Isso levaria a que a liderança revolucionária, antes de assumir o poder do Estado, tivesse que pedir permissão para alguma figura do Grande Outro [faça um plebiscito para se certificar de que a maioria apóia a Revolução].
A Revolução não é autorizada senão que por ela mesma.
A própria Democracia é não apenas “a institucionalização da ausência do Outro”. Ao institucionalizar a ausência, ela a neutraliza – normaliza — , de modo que a inexistência do Grande Outro é novamente suspendida: o Outro está novamente aqui disfarçado de legitimação/autorização democrática de nossos atos
Em contraste com essa lógica, o papel das forças emancipatórias não é o de passivamente “refletir” a opinião da maioria, mas o de instigar as classes trabalhadoras para mobilizarem suas forças a fim de, assim, criar uma nova maioria, uma maioria “dinamicamente criada”.
O temor de todo renegado social-democrata, da tomada do poder prematuramente, implica uma visão positivista da história como um processo “objetivo” que determina, com antecipação, as coordenadas possíveis das intervenções políticas.
Dentro desse horizonte, é inimaginável que uma intervenção política radical – que tomasse as coisas pela raiz – mudasse essas coordenadas realmente “objetivas” e, assim, criasse as condições para seu sucesso.
Ao contrário do que pensam, o passado puro é passível de mudança pela ocorrência de um novo presente e, em especial, por nosso poder de mudá-lo. O sentido histórico envolve uma percepção, não apenas da herança do passado, mas de sua presença, que pode ser modificada pela introdução do novo, que tem a capacidade de também alterar o significado do próprio passado.

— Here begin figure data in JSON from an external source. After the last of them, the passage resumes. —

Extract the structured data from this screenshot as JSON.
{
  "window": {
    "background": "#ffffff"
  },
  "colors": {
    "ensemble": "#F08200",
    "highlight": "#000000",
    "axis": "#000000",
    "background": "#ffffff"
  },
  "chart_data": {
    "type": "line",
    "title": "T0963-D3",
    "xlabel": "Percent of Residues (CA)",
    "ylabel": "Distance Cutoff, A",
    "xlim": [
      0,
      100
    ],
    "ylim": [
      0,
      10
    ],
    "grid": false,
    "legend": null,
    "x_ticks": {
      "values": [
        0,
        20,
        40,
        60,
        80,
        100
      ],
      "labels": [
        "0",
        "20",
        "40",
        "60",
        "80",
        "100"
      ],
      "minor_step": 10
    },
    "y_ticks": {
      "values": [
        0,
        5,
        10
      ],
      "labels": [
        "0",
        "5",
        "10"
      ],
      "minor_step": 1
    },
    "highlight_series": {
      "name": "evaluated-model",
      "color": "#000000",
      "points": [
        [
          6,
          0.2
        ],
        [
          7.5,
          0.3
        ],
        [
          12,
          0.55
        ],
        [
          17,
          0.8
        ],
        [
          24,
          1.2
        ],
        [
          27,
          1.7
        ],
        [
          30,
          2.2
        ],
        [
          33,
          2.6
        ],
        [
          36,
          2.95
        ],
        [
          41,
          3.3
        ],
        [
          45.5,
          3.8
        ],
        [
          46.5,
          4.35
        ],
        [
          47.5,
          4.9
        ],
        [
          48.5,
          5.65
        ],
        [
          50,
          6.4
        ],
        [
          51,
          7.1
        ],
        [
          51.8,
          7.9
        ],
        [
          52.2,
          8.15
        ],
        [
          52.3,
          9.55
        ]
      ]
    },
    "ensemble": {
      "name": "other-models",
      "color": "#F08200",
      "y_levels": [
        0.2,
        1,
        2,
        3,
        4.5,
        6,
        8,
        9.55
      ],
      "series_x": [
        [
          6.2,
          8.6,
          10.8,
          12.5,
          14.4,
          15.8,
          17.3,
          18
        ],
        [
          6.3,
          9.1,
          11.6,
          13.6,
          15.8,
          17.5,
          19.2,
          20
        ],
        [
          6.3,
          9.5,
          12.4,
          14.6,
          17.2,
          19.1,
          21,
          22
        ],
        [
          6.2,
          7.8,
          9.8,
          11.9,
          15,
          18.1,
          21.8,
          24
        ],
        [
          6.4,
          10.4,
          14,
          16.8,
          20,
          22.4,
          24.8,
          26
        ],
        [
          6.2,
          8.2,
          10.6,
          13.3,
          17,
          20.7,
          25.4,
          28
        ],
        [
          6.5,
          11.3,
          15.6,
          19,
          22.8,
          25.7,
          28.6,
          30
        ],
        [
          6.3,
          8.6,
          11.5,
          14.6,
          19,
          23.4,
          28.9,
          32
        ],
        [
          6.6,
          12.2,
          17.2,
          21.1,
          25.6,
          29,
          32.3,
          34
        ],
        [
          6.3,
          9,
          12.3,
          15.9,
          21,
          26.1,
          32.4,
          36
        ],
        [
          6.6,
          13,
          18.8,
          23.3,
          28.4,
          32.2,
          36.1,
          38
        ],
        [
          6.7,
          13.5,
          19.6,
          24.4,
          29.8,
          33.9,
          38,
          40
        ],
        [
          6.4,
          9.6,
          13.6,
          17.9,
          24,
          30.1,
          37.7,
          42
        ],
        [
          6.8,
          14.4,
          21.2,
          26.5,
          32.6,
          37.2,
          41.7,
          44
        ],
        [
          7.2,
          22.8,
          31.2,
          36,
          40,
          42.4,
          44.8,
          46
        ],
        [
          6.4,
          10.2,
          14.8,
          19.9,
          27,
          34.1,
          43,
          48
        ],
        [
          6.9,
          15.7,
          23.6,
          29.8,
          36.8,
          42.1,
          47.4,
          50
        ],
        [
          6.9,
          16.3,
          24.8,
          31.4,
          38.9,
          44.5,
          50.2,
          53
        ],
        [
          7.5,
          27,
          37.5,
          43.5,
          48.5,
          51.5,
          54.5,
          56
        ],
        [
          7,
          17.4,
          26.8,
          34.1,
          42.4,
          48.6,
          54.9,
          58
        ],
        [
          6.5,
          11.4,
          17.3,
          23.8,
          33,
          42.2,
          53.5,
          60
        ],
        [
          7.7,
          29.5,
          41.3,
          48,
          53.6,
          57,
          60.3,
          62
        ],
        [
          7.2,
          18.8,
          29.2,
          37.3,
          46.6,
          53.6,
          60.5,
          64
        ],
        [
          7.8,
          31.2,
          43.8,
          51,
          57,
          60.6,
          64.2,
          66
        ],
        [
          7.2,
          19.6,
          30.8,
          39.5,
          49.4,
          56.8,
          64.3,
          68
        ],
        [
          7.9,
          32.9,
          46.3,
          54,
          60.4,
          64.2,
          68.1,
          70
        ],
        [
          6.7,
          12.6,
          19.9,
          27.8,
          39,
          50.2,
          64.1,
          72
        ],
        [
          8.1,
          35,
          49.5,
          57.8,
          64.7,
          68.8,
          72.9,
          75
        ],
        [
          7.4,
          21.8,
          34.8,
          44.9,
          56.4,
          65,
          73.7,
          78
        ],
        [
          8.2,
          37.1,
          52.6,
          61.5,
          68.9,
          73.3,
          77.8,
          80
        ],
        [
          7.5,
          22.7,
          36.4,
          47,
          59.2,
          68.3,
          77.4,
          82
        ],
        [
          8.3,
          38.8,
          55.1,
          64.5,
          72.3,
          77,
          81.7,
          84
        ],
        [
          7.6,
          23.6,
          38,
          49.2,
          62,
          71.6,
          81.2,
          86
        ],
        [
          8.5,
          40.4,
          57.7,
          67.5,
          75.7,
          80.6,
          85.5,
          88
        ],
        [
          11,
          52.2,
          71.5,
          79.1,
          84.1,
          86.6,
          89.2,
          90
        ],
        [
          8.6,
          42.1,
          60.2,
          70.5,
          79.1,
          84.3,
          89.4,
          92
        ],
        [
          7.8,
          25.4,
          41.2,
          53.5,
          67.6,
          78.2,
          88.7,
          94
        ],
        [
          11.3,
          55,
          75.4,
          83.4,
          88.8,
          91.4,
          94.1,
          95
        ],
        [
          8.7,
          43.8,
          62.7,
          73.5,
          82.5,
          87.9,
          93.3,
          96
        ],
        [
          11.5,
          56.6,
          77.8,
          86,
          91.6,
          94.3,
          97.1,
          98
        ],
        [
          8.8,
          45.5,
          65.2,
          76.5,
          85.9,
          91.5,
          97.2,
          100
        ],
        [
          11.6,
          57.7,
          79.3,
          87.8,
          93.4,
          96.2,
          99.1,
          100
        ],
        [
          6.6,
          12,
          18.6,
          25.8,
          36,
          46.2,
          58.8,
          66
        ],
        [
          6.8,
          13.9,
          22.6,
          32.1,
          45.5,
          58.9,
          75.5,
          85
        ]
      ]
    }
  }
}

A liberdade é, assim, inerentemente retroativa, não é simplesmente uma “necessidade reconhecida/conhecida”, mas uma necessidade reconhecida/assumida, a necessidade constituída/atualizada por meio de seu reconhecimento.
César, ao cruzar o Rubicão, não fez nada mais além do que ele era virtualmente. Cruzou o Rubicão simplesmente por ser César. E o impasse da transição mundial ao Socialismo, inclusive no Brasil, resulta do fato de muitos atores da esquerda não terem agido como revolucionários reais. Ninguém pode realizar o que não traz em si potencialmente. Mas, o curso pode ser corrigido e a esperança emancipatória em um mundo igual e livre segue viva.